REP: Yup. After you’ve wiped out an entire city using robot planes and satellite-guided missiles, there’s really nothing else to do besides be diplomatic about stuff.
DEM: That doesn’t make any sense.
And if the Republicans had any balls, they’d run the same ad, but with Toby Keith playing the Republican, and with an alternate ending in which Keith kicks the crap out of a skinny Democrat played by Jake Gyllenhaal.
But both parties are too boring to do anything other than show their candidates in hardhats reading to school children, all of whom are blue-screened on to a flapping American flag while a stirring string arrangement floats a narrator’s voice through a progression of lies about how the candidate is going to change the nature of politics. If political parties acted more like Apple, maybe young people would actually vote.
Apple has figured out that the best way to get young people to buy technology is by packaging it in cool, shiny plastic. Most tech companies can imitate each others’ advances relatively quickly, so when we go to Best Buy, we find multiple products that essentially offer the same thing. In the tech world, looks and size matter (as opposed to, say, the Rock and Roll world, where Steve Perry kicked serious ass as the lead singer of Journey despite being 4’8” and despite looking like a rat in a black mullet wig).
We like our technology to be small, like a RAZR or an iPod nano, but we also like it to be unique. When I was in the market for a new cell phone, I didn’t want to get a RAZR because
A) everyone else already owned one, and
B) most people seemed to think they were crappy phones
But I did try to purchase a pink RAZR. This speaks volumes about how technology is valued. I was willing to ignore the crappiness of the phone just because it was sleek and unique. Luckily, they were out of stock and I took the free blue and silver Samsung. In retrospect, I’m glad I couldn’t find a pink RAZR – it would have really sucked if every time I used my phone, people automatically assumed I was talking to my long distance boyfriend from Key West.

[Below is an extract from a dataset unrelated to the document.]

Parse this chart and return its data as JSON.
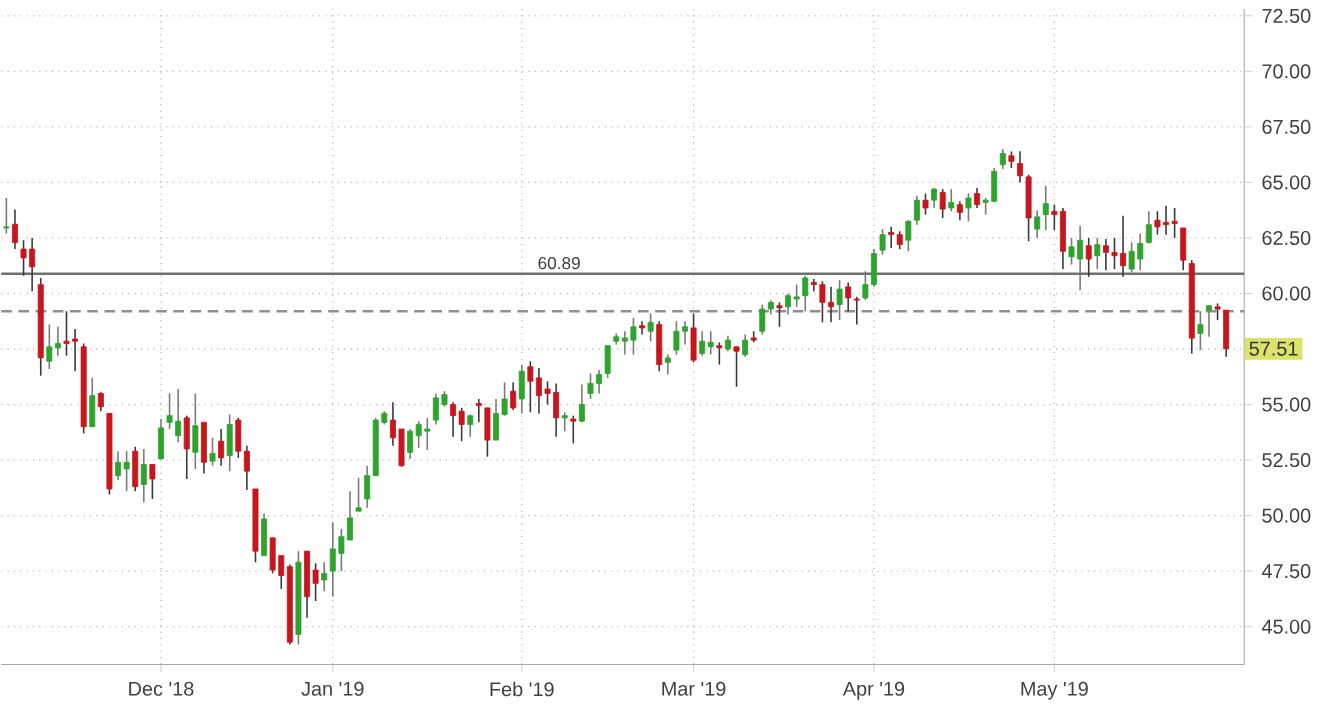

Maybe Apple’s success starts with its CEO, Steve Jobs. He seems to be a guy who understands technology and marketing.
Sony, on the other hand, is starting battery fires in laptops all over the world and leaving mop-up P.R. duty to its middle-aged white British CEO. Sony shouldn’t have a British CEO. It should have a Japanese CEO. Japan is cooler than Britain. Japanese people have given us sake and sushi, which is a much sexier combination than what the UK has to offer: warm beer and fried pig scrotum (which is actually a McDonald’s Value Meal – number 5, I think – in some parts of Northern England).
Meanwhile Microsoft has Bill Gates, who may be brilliant and generous, but he’s still a programming nerd at heart. I’m pretty sure he wears tapered Dockers with running shoes to work.
Apple has succeeded in aligning itself with young punk culture while companies like Microsoft and Sony look more and more like fat white guys, those inflatable pop culture punching bags we love to drill in the nose.
I’ve had to overcome some reservations to become a Mac-person (for one – Apples do crash. I’ve seen it), but Apple met me somewhere in the middle by adding a right-click to its mice, letting me run Windows, and painting some of its laptops black. We’re relatively happy newly-weds, even if we have a few kinks to work out. A few times my mouse has frozen for five seconds like a deer in a truck’s headlights (I must have caught it wandering toward a kiddie porn site) and twice the MacBook has told me (in several languages) that I must turn it off IMMEDIATELY. I don’t know why it does this. Maybe to ease the transition away from my old Toshiba.
For now, I’m happy to be a Mac. I’ll enjoy it while I can. Because someday I’ll be an old, probably fat, white guy, and then I guess I won’t be a Mac anymore.